Monday, February 28, 2011

Leaving the Island

Another ride,
another venture,
sunrise from another shore.
Goodbye beaches of shell and tide,
goodbye caminatas on dirt roads
and skittish Brahmins in the night.
Goodbye hills and trails and people
Joyful people.
More to live on in the memory.
On to the city, the mountains, the fields,
on to the unknown
To ideas and connections yet unfurled,
to another day
another month
of learning
living
discovery.

NEWS FLASH: An Over-Abundance of Abejones

Altamira, Biolley. Dozens more abejones sacrificed their lives last night in the pursuit of light, or so it appears. Still more lay helpless on their backs this orning, alive but incapable of regaining footholds. Likely due to the unusual amount of rain this dry season, one local speculates, entire populations of the large, brown beetles emerge confused from the earth each day, doubtless wondering what happened to the colder air of the more familiar month of May. Grace Montoya said, "The may beetles entangle themselves in your hair, and you have to keep a sharp watch on your food." Can humans and abejones coexist peacefully, or do we have a problem on our hands, or rather on our counters? As the bodies of these "fearless fools" accumulate on our doorsteps, only time will tell.

Friday, February 18, 2011

the audience

Today
as dusk came creeping,
I saw a twinkling star
though a window in the fingers
of a tree above me.
Then I saw a second
a third
a fourth
and I thought,
Here I am
the audience
of the audience
of the universe.

Thursday, February 17, 2011

a greater glimpse

With the warm radiance of sunset to the West and the full, white moon rising in the East, I love the mountains and the water, and think of this third globe whose ocean we're riding on in a fiberglass hull with an outboard motor as we bask in her beauty. And I realize that's all I can do. I love her and the sun and the moon and yet I don't really know her, and I can't say that the sun tells me the time of day, or that I live by the cycles of the moon. As I walk over her squishy, life-bearing mud to the shore, on my thick rubber soles, I can't say that I feel herbeat beneath my feet. Maybe I've felt it once or twice, but I can't say that I really know her. I feel harshly in these moments a painful separation from the real force of life, as I witness Gaia's turning as it happens every day. And I think that what I've known as God--in the moments on mountaintops, in treetops, and by riversides when I'm totally lost in life and its mystery--is only a glimpse, a slight, ever-so-generous glimpse, of that force. I hope someday I'll know her, I'll feel her fully and my life will revolve around her and depend upon her. It might start with more of those glimpses, gaining frequency and strength, but someday, the separation will be less and less, and no more. Someday, my life will be her life, and your life too. My place will be rocks and trees and fresh water, not a house or a school or a town, and I will know my place and those who share it, and I will know how my place fits within its place, and how I fit within it.

Friday, February 11, 2011

monkey friends

Oh, I wish I was a monkey. To wrap my tail around the finger of a tree and tiptoe along its forearms, up there in the wind and the weather, swaying, swinging. Come down and hang with me in my hammock. I see you eyeing it, or me. But where did you go, so soon? So far, so quickly. Talk to me again. I wish I was you.
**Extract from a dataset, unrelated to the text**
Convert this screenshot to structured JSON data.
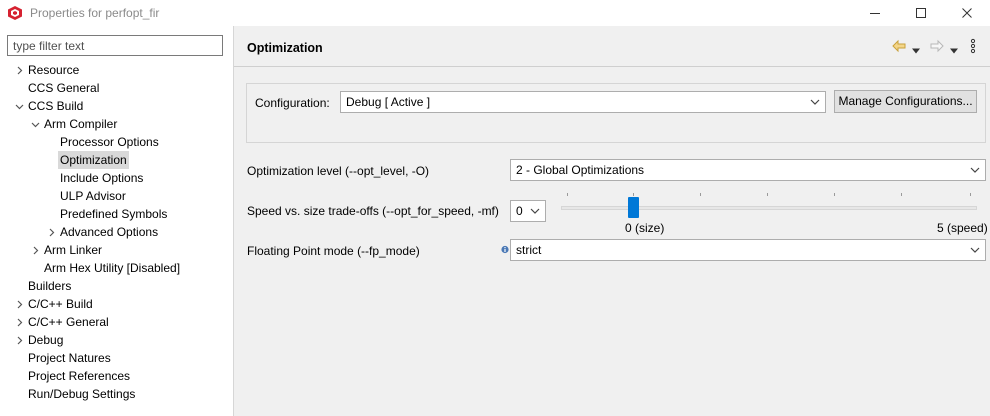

Wednesday, January 26, 2011

running, running

The pitter-patter of my trail runners on the dirt road. The easy morning air. The engagement of muscles with every stride and step, stride and step. The bright, gentle sun over teh fields and the people coming and going with water, tortilla dough, and other errands. Jewelle supporting me with her simple presence, whether she knows it or not. This morning's thirty minute run was infinitely more enjoyable than that of a few days ago. Not because it was any shorter, or the terrain was easier, or I was in better shape for it. Rather, because of a different mindset. This time, I didn't give in to the anxiousness when nearing the close, or the out of practice tire. This time, I finally accomplished what I've been hoping to: I'm beginning to run int he moment--that is, to love every moment of the run and every aspect of every moment. Here's to future runs!

Sunday, January 23, 2011

floating the canyon

The canyon's rocks rise up into the sunshine. Happy green plants spring from their contours, waiting for the rainy season. Clouds pass int he sliver of bright blue sky above as I float on my back up the cool river that long ago and ever since has shaped the seats and pockets that we climb on and jump from. Endless adventure lies past every curve, but we only make it so far. Still, this is incredible: swimming and jumping and laughing like children, eyes open to every detail. I wish I could float eternally here, watching the sky change and the spiders pass. From June to October, they say, the water churns and reels far above where we swim now, and people ride the rapids in rafts and PFDs, but I am content here on my back, here in the Rio Coco, here in the canyon in Somoto, Nicaragua.